Solar Astrophysics afficionados may be familiar with videos showing moving images of highly active Coronal displays featuring jetting sunspots. This type of Sunspot is generally imaged close to the solar surface and appears to be the source of either a CME (Coronal Mass Ejection) or a Solar Flare. A search ofor this type of image will reveal that a proportion of these jetting sunspots eject flares and local core materiel that does not follow ballistic laws.
The jets ejecta trajectory, one would assume, would follow a ballistic curve , such as those that are associated with ballistic missiles, or artillery shell trajectories. They arch upwards and follow a ballistic curve down to the surface.

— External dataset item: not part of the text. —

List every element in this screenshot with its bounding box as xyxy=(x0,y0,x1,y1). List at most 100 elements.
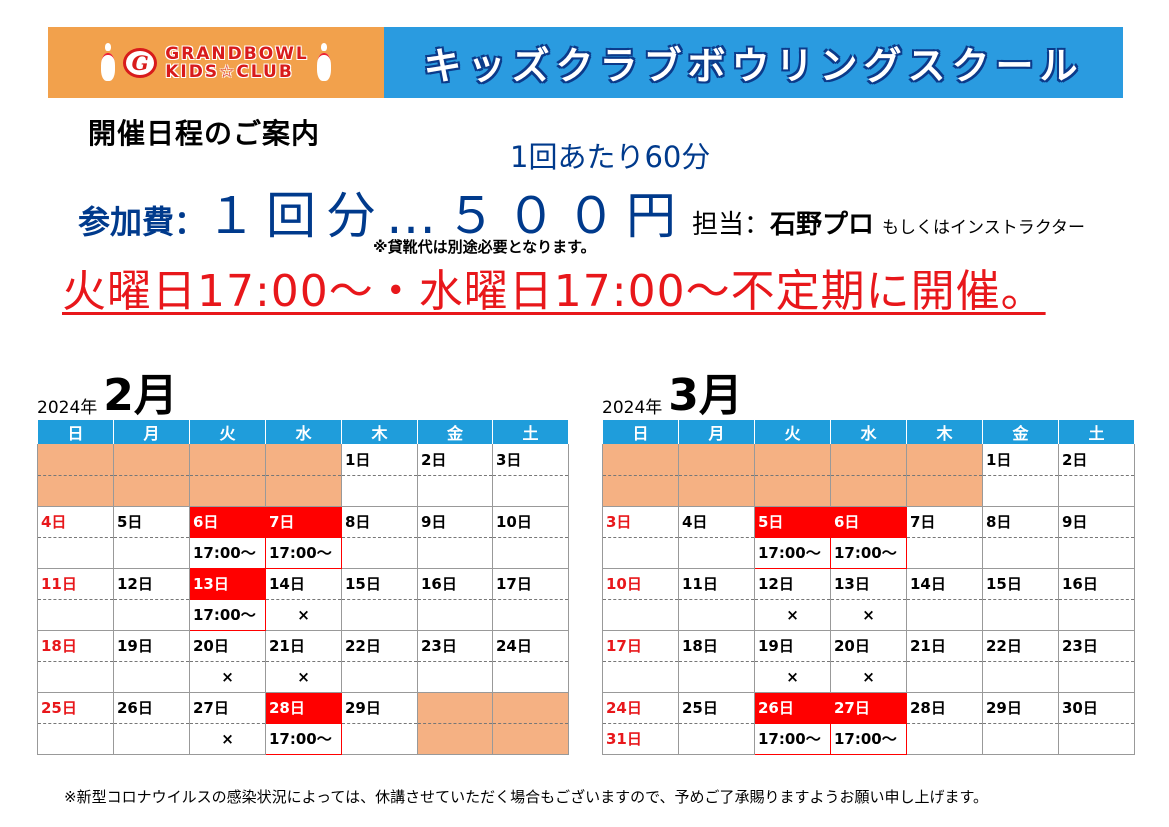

What transpires here is that the ejecta/plasma jet does indeed follow a ballistic trajectory, but only as far as the appogee (highest point) of the balistic arc. As the jet approaches the appogee, the velocity
degrades to zero and the ejecta is then rapidly drawn rapidly back to source.
This suggests that this type of jetting body, ie. the sunspot, ie. a solar flare or CME sunspot, is in effect a Solar Mascon(mass concentration) that does not possess the capability to jet at escape velocity but is capable of recapturing its own ejecta, from thousands of miles above the corona. Such a sunspot would of course possess twin jets where the downward projecting jet would be jetting into the solar interior.